Keyifli Okumalar (:
Beni bir gün unutacaksan, bir gün bırakıp gideceksen boşuna yorma, boş yere mağaramdan çıkarma beni. Alışkanlıklarımı, özellikle yalnızlığa alışkanlığımı kaybettirme boşuna..
Oğuz Atay
Rüzgâr saçlarımı uçuşturmuş bedenimi Gencer'e sürüklemişti fakat aklımda Yalgının son cümlesi dolanıyordu. Biliyorum, sadece beni korkutmak için bunu söylemişti. Bu yüzden ne kadar korksam da içimde bir o kadar rahattı. Gencer'in yanında durduğumda Yalgın yanımdan geçip gitmişti. Gözlerim onun sırtı ile buluşurken sesi Gencer'in sesi ile kendime geldim.
"Önemli bir konuşmanızı bölmedim değil mi?"
"Hayır! Partinin sıkıcılığından bahsediyorduk." İçim yalan söylediğim için ezilirken eliyle kenarı gösterip ilerlemeye başladı. Onu takip ederken merakla bekliyordum.
"Destina, en son söylediğim şey için senden özür dilemeye geldim." Kaşlarım en son dediği şey ile ilgili çatılırken hatırlatmak istemiş olmalı ki hafifçe gülümsedi.
"Kız arkadaşımın doğum günü hakkında bir iyilik istemiştim."
"Ah evet! Doğru istemiştin. Nasıl oldu doğum günü?" aslında bunu sormak istemiyordum. Demek istediğim şey, pastayı onun suratına geçiren birisi olmadı mı?
"Doğum günü olmadı."
"Neden?"
"Ayrıldık." Bu cümlesinden sonra kalbim son sürat koşarken utanmasam yerimde zıplayabilirdim ama bunun yerine üzülmüş gibi yaparak mırıldandım.
"Ciddi misin? Çok üzüldüm. Peki, neden?" nedeni umurumda falan değildi! Ben tamamen sonuca odaklanmıştım.
"Önemli değil, boş ver."
"Pekâlâ." Bunu üzerine bir şey söylemedim fakat burada olduğumu nereden biliyordu. Meraklı tarafım bunu sorarken gülümsedi.

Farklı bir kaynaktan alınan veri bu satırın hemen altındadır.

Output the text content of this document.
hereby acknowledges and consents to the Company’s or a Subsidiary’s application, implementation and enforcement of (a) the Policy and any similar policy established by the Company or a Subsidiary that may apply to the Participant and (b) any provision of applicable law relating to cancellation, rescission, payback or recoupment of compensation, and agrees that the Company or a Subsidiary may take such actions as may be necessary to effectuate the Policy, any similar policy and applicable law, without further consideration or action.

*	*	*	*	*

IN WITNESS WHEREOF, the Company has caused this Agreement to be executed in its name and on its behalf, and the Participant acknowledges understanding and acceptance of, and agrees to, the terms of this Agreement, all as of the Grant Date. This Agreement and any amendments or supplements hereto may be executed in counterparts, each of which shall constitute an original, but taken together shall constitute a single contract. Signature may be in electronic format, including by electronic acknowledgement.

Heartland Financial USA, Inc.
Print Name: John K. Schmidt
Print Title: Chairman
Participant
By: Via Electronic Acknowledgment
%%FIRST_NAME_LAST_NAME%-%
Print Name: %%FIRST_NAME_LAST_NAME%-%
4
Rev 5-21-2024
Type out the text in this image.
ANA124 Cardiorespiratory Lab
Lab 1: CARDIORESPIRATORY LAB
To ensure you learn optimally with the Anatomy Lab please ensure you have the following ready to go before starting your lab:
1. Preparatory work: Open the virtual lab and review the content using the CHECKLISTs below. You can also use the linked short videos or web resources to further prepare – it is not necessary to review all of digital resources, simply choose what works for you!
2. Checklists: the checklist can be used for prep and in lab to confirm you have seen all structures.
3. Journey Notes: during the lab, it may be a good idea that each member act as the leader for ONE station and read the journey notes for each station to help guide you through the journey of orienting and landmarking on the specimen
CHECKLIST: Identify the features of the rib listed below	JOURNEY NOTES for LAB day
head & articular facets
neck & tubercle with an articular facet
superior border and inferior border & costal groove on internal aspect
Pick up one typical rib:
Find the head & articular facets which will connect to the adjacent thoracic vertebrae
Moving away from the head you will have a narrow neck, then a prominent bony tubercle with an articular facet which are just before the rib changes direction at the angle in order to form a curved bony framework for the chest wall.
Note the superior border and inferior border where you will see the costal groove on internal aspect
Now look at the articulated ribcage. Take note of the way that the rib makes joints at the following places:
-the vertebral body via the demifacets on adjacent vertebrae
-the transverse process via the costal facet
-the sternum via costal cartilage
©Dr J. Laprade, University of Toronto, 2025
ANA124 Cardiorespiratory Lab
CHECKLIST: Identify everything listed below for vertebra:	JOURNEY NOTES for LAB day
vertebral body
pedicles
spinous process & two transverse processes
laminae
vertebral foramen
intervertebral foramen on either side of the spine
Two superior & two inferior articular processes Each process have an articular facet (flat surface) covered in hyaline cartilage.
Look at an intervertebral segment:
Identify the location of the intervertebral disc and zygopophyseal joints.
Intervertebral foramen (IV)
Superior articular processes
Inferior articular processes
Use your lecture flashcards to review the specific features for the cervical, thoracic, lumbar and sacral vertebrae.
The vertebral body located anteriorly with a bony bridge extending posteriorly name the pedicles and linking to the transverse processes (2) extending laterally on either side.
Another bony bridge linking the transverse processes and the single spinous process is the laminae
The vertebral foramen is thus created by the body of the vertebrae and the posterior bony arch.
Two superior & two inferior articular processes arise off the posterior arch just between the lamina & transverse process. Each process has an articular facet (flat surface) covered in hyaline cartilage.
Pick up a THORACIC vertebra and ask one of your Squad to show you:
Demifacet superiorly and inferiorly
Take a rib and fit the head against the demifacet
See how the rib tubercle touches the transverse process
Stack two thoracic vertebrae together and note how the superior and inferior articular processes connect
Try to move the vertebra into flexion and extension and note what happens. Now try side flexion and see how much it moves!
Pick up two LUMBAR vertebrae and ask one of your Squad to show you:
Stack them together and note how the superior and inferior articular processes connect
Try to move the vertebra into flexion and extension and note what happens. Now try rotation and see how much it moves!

"Aslında partiye kafa dağıtmaya gelmiştim, seni görünce konuşmak istedim."
"O zaman içeri girelim." Sessiz bir şekilde içeri girdiğimizde Araf başka bir şarkı söylüyordu. Melsa'nın yanına gittiğimizde Gencer'i gördüğü için kısa çaplı bir şok yaşamış ardından da sorgulayıcı bakışlar atmıştı. Kaşlarımı sonra dercesine kaldırırken bir şey yapmadan Araf'ı izlemeye devam etti.
Birkaç dakika sonra şarkı biterken alkışlar havada uçuşmuş ardından da sahneden inmişti. Herkes Araf'ın sesinin ne kadar güzel olduğundan bahsederken bir an kimsenin beklemediği bir şey oldu. Herkes donup kalırken Melsanın olamaz dediğini duydum.
"Annesinin yıllarca pavyonda adamları eğlendirme yeteneği olan sesi, oğluna geçmiş!" işte o an zaman durmuştu. Araf bunu söyleyen kişinin üzerine atılırken Melsa onu engellemek için adım atmıştı. Bahadır onu engellerken Melsa korkuyla Bahadırın eline bakıp ardında ürkekçe konuştu.
"Eğer onu engellemezsek öldürür ve bunu gerçekten yapar!" ardından da kolunu kurtarırken hızlıca Araf'a koşturdu. Ben nefesimi tutmuş ona bakarken bir sorun olmamasını diliyordum.
Melsa
Bu olanlara anlam veremiyordum! Her şey bir anlığına olmuş ve ortalık karışmıştı. Biliyordum, Araf onu yaşatmayacaktı. Hayal teyze onun tek zaafıydı. Etrafta koşuşturarak kaçanlara vurup ilerlerken Bahadır arkamdan bağırıyordu.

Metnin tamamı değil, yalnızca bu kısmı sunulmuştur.